Sadık ŞENOL

Satış Müdürü

ASP Otomasyon A.Ş.
Son yıllarda dünyada büyük teknolojik atılımlar yapıldı. Endüstri 4.0 dediğimiz sanayi devrimi başladı. Yeryüzünü bıraktık, gözümüzü bulutlara çevirdik. Bu gelişim o kadar hızlı oldu ki bazılarımız tam yakaladık derken yenileri ortaya çıktı ve çıkmaya da devam ediyor.
Endüstride dönüşüm hızlı bir şekilde gerçekleşiyor. Birçok fabrika varolan kaynağını en iyi şekilde kullanmak için yeni nesil operasyon teknikleri geliştiriyor. Fabrikaların birimleri arasındaki sıralama da değişti. Önceden IT departmanlarının görev ve sorumlulukları sınırlı bir alanda iken şimdi şirketlerdeki her birim ile ilişkili oldular. Peki neden oldu bu?
• Çünkü şirket içi iş süreçlerin neredeyse tamamı bir şekilde bilgisayar tabanlı sistemlerle ilişkilendirildi. Fabrikadaki birçok ekipmana artık uzaktan erişim ile müdahale edilebilmektedir. Bu cihazlardan alınan farklı veriler, detay üretim verileri ile birlikte üretimin daha verimli olabilmesi için

kulanılmaktadır.
Endüstriyel tesislerde işlenen verilerin artmasıyla, mevcut bilgisayar sistemleri artık yetersiz kalmaya başladı. Donanım arızaları, beklenmeyen duruşlara yol açmakta. Arızalı donanımları birebir aynısıyla değiştirmek giderek zorlaşmakta ve yenisiyle değiştirildiğinde de versiyon uyumsuzluğu gibi sorunlarla karşılaşılmaktadır. Bilişim teknolojileri bu darboğazı aşmak için verileri buluta taşımaya ve fiziki bilgisayarları sanallaştırmaya başladı.
Sanallaştırma birçoğumuz için çok yeni bir kavram olmamasına rağmen bilgisayar donanım teknolojisinin hızlı gelişmesiyle birlikte önem kazanmıştır.
Sanallaştırma nedir?

Bu yazımızın ana konusu olan sanallaştırma, fiziksel bir kaynağı sistemdeki kullanıcıların taleplerine göre parçalara ayıran ve kullanıcıların hizmetine sunan teknolojinin adıdır.
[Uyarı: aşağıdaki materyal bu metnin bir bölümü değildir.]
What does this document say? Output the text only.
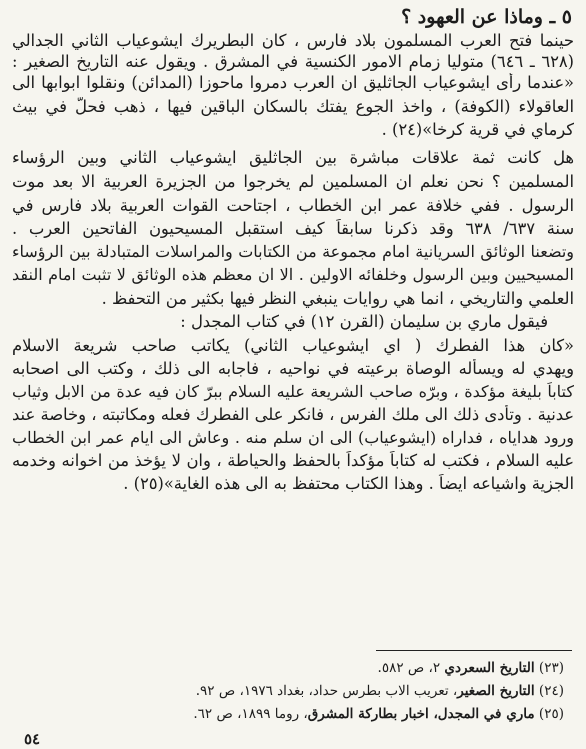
٥ ـ وماذا عن العهود ؟
حينما فتح العرب المسلمون بلاد فارس ، كان البطريرك ايشوعياب الثاني الجدالي
(٦٢٨ ـ ٦٤٦) متوليا زمام الامور الكنسية في المشرق . ويقول عنه التاريخ الصغير :
«عندما رأى ايشوعياب الجاثليق ان العرب دمروا ماحوزا (المدائن) ونقلوا ابوابها الى
العاقولاء (الكوفة) ، واخذ الجوع يفتك بالسكان الباقين فيها ، ذهب فحلّ في بيث
كرماي في قرية كرخا»(٢٤) .
هل كانت ثمة علاقات مباشرة بين الجاثليق ايشوعياب الثاني وبين الرؤساء
المسلمين ؟ نحن نعلم ان المسلمين لم يخرجوا من الجزيرة العربية الا بعد موت
الرسول . ففي خلافة عمر ابن الخطاب ، اجتاحت القوات العربية بلاد فارس في
سنة ٦٣٧/ ٦٣٨ وقد ذكرنا سابقاً كيف استقبل المسيحيون الفاتحين العرب .
وتضعنا الوثائق السريانية امام مجموعة من الكتابات والمراسلات المتبادلة بين الرؤساء
المسيحيين وبين الرسول وخلفائه الاولين . الا ان معظم هذه الوثائق لا تثبت امام النقد
العلمي والتاريخي ، انما هي روايات ينبغي النظر فيها بكثير من التحفظ .
فيقول ماري بن سليمان (القرن ١٢) في كتاب المجدل :
«كان هذا الفطرك ( اي ايشوعياب الثاني) يكاتب صاحب شريعة الاسلام
ويهدي له ويسأله الوصاة برعيته في نواحيه ، فاجابه الى ذلك ، وكتب الى اصحابه
كتاباً بليغة مؤكدة ، وبرّه صاحب الشريعة عليه السلام ببرّ كان فيه عدة من الابل وثياب
عدنية . وتأدى ذلك الى ملك الفرس ، فانكر على الفطرك فعله ومكاتبته ، وخاصة عند
ورود هداياه ، فداراه (ايشوعياب) الى ان سلم منه . وعاش الى ايام عمر ابن الخطاب
عليه السلام ، فكتب له كتاباً مؤكداً بالحفظ والحياطة ، وان لا يؤخذ من اخوانه وخدمه
الجزية واشياعه ايضاً . وهذا الكتاب محتفظ به الى هذه الغاية»(٢٥) .
(٢٣) التاريخ السعردي ٢، ص ٥٨٢.
(٢٤) التاريخ الصغير، تعريب الاب بطرس حداد، بغداد ١٩٧٦، ص ٩٢.
(٢٥) ماري في المجدل، اخبار بطاركة المشرق، روما ١٨٩٩، ص ٦٢.
٥٤
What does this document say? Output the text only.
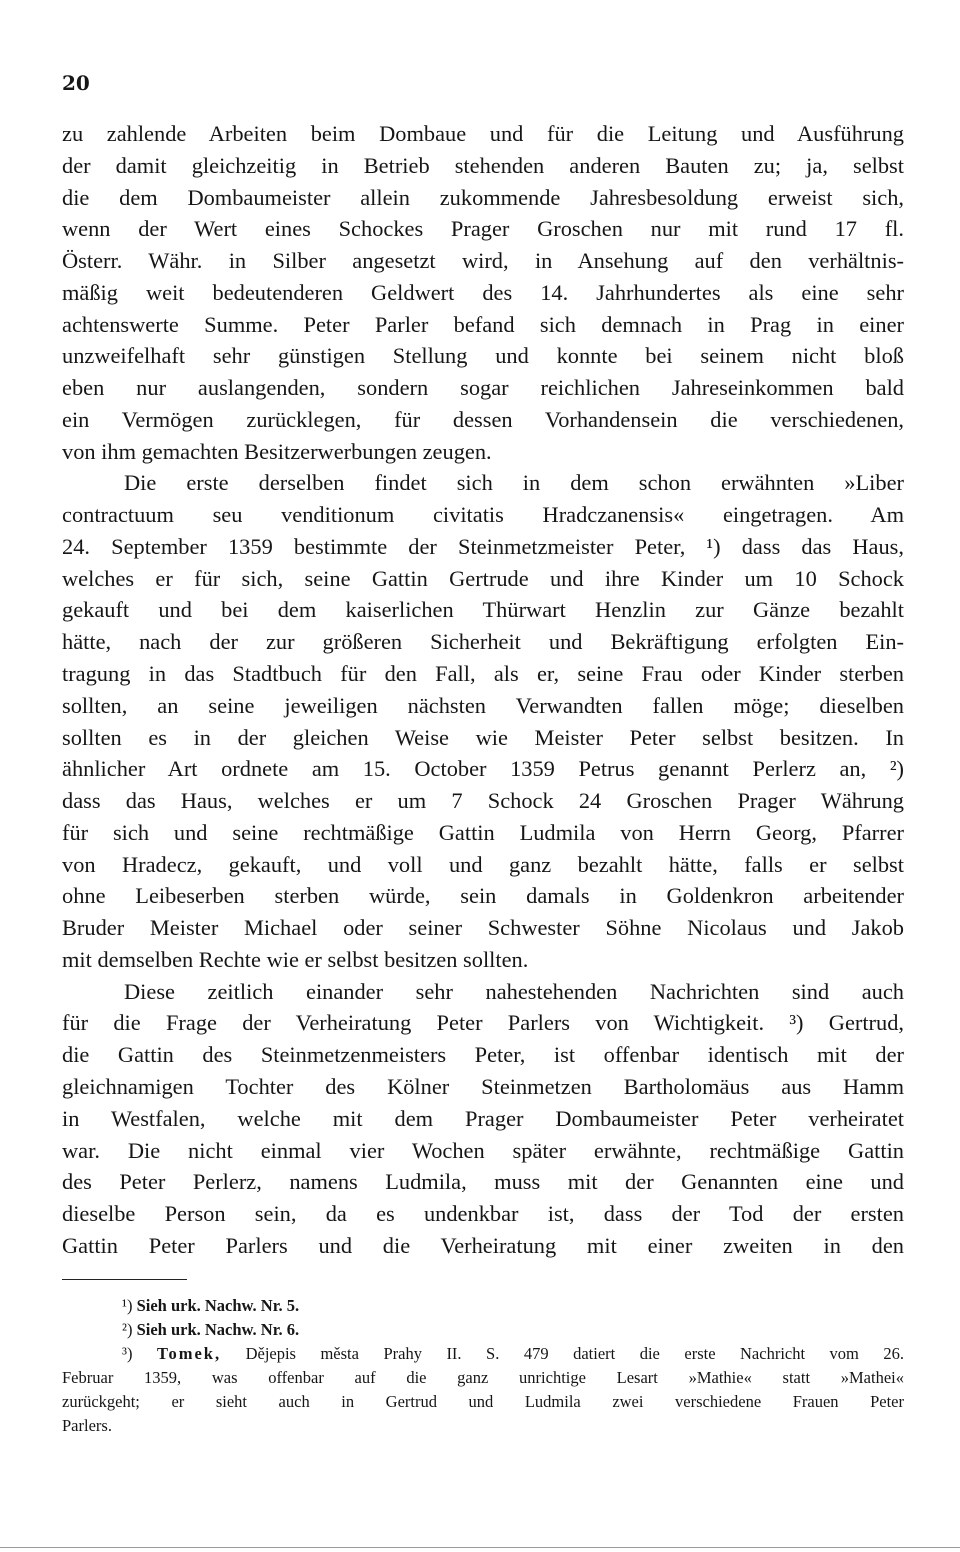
20
zu zahlende Arbeiten beim Dombaue und für die Leitung und Ausführung
der damit gleichzeitig in Betrieb stehenden anderen Bauten zu; ja, selbst
die dem Dombaumeister allein zukommende Jahresbesoldung erweist sich,
wenn der Wert eines Schockes Prager Groschen nur mit rund 17 fl.
Österr. Währ. in Silber angesetzt wird, in Ansehung auf den verhältnis-
mäßig weit bedeutenderen Geldwert des 14. Jahrhundertes als eine sehr
achtenswerte Summe. Peter Parler befand sich demnach in Prag in einer
unzweifelhaft sehr günstigen Stellung und konnte bei seinem nicht bloß
eben nur auslangenden, sondern sogar reichlichen Jahreseinkommen bald
ein Vermögen zurücklegen, für dessen Vorhandensein die verschiedenen,
von ihm gemachten Besitzerwerbungen zeugen.
Die erste derselben findet sich in dem schon erwähnten »Liber
contractuum seu venditionum civitatis Hradczanensis« eingetragen. Am
24. September 1359 bestimmte der Steinmetzmeister Peter, ¹) dass das Haus,
welches er für sich, seine Gattin Gertrude und ihre Kinder um 10 Schock
gekauft und bei dem kaiserlichen Thürwart Henzlin zur Gänze bezahlt
hätte, nach der zur größeren Sicherheit und Bekräftigung erfolgten Ein-
tragung in das Stadtbuch für den Fall, als er, seine Frau oder Kinder sterben
sollten, an seine jeweiligen nächsten Verwandten fallen möge; dieselben
sollten es in der gleichen Weise wie Meister Peter selbst besitzen. In
ähnlicher Art ordnete am 15. October 1359 Petrus genannt Perlerz an, ²)
dass das Haus, welches er um 7 Schock 24 Groschen Prager Währung
für sich und seine rechtmäßige Gattin Ludmila von Herrn Georg, Pfarrer
von Hradecz, gekauft, und voll und ganz bezahlt hätte, falls er selbst
ohne Leibeserben sterben würde, sein damals in Goldenkron arbeitender
Bruder Meister Michael oder seiner Schwester Söhne Nicolaus und Jakob
mit demselben Rechte wie er selbst besitzen sollten.
Diese zeitlich einander sehr nahestehenden Nachrichten sind auch
für die Frage der Verheiratung Peter Parlers von Wichtigkeit. ³) Gertrud,
die Gattin des Steinmetzenmeisters Peter, ist offenbar identisch mit der
gleichnamigen Tochter des Kölner Steinmetzen Bartholomäus aus Hamm
in Westfalen, welche mit dem Prager Dombaumeister Peter verheiratet
war. Die nicht einmal vier Wochen später erwähnte, rechtmäßige Gattin
des Peter Perlerz, namens Ludmila, muss mit der Genannten eine und
dieselbe Person sein, da es undenkbar ist, dass der Tod der ersten
Gattin Peter Parlers und die Verheiratung mit einer zweiten in den
¹) Sieh urk. Nachw. Nr. 5.
²) Sieh urk. Nachw. Nr. 6.
³) Tomek, Dějepis města Prahy II. S. 479 datiert die erste Nachricht vom 26.
Februar 1359, was offenbar auf die ganz unrichtige Lesart »Mathie« statt »Mathei«
zurückgeht; er sieht auch in Gertrud und Ludmila zwei verschiedene Frauen Peter
Parlers.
Basit olarak açıklamak gerekirse sanallaştırma; fiziksel cihazların sanal kopyalarını oluşturarak operasyonu yürütmek anlamına gelmektedir.

Sanallaştırma dört farklı şekilde yapılabilir:

• Ağ sanallaştırması,

• İşletim sistemi sanallaştırılması,

• Depolama alanları sanallaştırılması

• Sunucu sanallaştırılması

Bu sanallaştırma yöntemleri ayrı ayrı kullanılabileceği gibi hepsi tek bir yapıda da kullanılabilir.

Ağ sanallaştırma, tesiste kullanılan haberleşme altyapısının sanal sistem üzerinde çalıştırılması olarak açıklanabilir.
İşletim sistemi sanallaştırma, uygulamaların makineler arasında taşınmasına, çalışır durumdayken işletim sisteminin bakımının yapılmasına, güçlü bir sistem güvenliği oluşturmaya yardımcı olur.
Depolama alanı sanallaştırılması, farklı depolama birimlerinin birleştirilmesi yani ortak hafıza oluşturmak için kullanılır.
Sunucuların sanallaştırılması, en çok kullanılan sanallaştırma yöntemidir. Burada temel amaç sunucu kaynaklarının sistemin verimli çalışmasını sağlayacak şekilde ayarlanmasıdır.
Sanallaştırmanın Faydaları Nelerdir?

1. Maliyet

Sistemlerin sanal olması daha düşük işletim maliyeti anlamına gelir:

• Daha az bilgisayar donanımı olacağı için bakım ve onarım maliyetleri en aza iner.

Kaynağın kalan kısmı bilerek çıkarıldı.